Defending an offense that likes to space the floor should be nothing new for Wisconsin (hello? The Swing?), but the Badgers playing for a national championship on Monday will likely come down to whether or not the veterans on this roster can hit some shots, taking care of the ball and wearing down the Kentucky – there's probably not many teams in the SEC that show the kind of patience that Wisconsin does.

"Our shot selection has been really good," said assistant coach Lamont Paris. "Sometimes it's an early shot. Sometimes it's not an early shot. Guys have done a really good job of recognizing when the best available shot for them at that moment is. Circumstances are factored into that. If we've gone a couple minutes without a bucket, we're probably not going to kick it ahead and shoot a three. Our decision as to when to shoot and what kind of shot we're going to get has been really good."

There are two sides to the debate on how to beat Kentucky. One is to beat the Wildcats in transition, not letting the roster of future pros get set up and comfortable and use their length. The other is to stay patient, make them work and defend deep into the shot clock, hoping to draw them into a mistake. Expect Wisconsin is trend more toward the latter than the former.

"The more situations where a team has to make decisions, the more opportunities for a mistake to be made," said Paris. "We'll try to get them involved in as many of those situations as we can."

Shot fakes have been a key component all season long for Wisconsin, part of the reason why the Badgers have been drawing fouls and upping their points per game.

In 35 games last season, Wisconsin attempted 582 free throws, making only 63.4 percent of its attempts (last in the league and one of the worst in the Ryan era). This season Wisconsin has made 623 free throws (841 attempts), and is shooting 74.1 percent.

Part of the reason Wisconsin is averaging 6.1 more free throw attempts per game this year than a year ago is because it has played more games with a lead, but that comment cheapens the post work and the aggressiveness taken by the group.

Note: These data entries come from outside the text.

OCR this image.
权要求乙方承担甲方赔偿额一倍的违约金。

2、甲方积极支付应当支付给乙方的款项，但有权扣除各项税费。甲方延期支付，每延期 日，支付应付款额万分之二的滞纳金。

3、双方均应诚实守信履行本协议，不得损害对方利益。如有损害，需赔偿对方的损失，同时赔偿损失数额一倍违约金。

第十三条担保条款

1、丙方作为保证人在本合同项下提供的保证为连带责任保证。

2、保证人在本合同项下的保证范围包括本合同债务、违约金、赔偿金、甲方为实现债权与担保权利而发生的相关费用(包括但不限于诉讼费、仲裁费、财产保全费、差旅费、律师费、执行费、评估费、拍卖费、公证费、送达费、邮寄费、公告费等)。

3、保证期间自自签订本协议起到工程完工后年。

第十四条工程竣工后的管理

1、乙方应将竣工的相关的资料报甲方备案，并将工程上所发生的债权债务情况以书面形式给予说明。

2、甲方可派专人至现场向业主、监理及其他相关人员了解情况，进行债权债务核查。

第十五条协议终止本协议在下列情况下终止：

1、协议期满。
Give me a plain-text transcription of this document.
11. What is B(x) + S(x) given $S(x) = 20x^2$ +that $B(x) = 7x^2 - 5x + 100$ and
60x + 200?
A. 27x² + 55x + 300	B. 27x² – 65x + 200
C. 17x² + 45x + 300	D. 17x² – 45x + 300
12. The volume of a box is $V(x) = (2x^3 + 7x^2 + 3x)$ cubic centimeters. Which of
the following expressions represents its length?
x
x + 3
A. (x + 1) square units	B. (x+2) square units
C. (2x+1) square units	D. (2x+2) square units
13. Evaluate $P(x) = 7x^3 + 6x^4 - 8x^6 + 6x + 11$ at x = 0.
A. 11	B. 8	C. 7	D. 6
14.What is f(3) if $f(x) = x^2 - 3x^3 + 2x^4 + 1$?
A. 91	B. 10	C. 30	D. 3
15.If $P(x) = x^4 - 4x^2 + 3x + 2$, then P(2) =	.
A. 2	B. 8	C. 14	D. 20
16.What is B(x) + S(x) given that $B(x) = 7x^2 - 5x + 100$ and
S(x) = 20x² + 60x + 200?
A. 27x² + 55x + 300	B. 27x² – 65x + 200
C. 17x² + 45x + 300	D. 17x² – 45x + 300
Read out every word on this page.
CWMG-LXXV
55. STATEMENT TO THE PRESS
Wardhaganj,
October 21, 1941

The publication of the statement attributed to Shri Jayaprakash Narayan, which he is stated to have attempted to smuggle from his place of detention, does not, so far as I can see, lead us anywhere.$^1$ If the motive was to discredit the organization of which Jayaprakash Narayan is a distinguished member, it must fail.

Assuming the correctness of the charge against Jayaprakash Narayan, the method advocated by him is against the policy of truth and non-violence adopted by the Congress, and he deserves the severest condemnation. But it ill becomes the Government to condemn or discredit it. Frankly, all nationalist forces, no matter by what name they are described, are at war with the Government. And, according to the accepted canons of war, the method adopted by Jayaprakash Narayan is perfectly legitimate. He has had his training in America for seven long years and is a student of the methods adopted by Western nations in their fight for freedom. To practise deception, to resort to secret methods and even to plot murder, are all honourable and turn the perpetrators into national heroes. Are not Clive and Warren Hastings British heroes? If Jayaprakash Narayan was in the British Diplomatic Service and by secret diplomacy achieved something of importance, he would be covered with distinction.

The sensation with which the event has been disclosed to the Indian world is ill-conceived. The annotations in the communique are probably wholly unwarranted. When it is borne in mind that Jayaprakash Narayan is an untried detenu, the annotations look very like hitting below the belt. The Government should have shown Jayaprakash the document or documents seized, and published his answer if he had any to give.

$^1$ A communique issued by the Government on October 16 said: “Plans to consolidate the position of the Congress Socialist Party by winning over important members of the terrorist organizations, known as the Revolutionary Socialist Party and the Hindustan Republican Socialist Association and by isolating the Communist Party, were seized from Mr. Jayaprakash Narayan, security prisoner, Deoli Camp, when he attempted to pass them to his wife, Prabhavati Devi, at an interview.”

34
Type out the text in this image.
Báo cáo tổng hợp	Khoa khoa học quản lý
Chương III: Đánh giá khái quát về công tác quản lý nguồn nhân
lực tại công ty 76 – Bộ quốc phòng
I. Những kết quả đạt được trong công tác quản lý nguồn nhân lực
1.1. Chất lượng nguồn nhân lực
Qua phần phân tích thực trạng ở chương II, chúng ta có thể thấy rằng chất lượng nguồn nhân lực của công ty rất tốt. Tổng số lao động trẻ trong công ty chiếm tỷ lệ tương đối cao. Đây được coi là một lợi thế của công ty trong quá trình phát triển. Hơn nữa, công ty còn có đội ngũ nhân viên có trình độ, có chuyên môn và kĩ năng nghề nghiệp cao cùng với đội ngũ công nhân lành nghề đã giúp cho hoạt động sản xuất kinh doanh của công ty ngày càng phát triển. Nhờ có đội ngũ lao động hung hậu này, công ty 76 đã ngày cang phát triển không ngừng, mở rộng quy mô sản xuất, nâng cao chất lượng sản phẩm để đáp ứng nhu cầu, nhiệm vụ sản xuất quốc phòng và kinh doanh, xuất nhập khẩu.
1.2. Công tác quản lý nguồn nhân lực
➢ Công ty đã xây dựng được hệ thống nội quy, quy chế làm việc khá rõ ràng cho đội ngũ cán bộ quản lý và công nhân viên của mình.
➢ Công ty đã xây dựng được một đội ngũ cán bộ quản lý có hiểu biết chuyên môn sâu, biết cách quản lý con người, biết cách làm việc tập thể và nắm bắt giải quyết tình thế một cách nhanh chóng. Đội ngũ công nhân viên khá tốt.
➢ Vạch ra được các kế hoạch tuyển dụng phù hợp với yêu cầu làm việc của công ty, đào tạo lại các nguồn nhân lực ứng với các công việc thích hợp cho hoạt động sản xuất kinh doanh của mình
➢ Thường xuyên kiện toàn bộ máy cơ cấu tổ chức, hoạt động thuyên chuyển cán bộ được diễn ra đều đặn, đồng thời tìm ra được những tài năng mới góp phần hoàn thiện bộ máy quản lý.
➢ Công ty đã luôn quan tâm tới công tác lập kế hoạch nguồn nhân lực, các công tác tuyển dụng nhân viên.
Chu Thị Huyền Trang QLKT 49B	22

"I think this group was going to pretty good offensively no matter what," said associate head coach Greg Gard. "The diversity within it, the maturity that has taken place, the development that's happened with certain individuals that are older … we're not where we are without everybody contributing on the team. Everybody on the team has played an importance piece at one time."

A team effort is needed to beat Kentucky, especially if Cauley-Stein makes a remarkable comeback. Kentucky is going to score and they will get rebounds, but the Badgers will have to try to make things as challenging as possible, cut off driving lanes and try to keep Kaminsky out of foul trouble. More importantly, UW will have to stay poised on offense.

I see that happening, despite the bizarre surrounding for a college basketball game. More importantly, I see Wisconsin advancing to the national championship game with a four point win.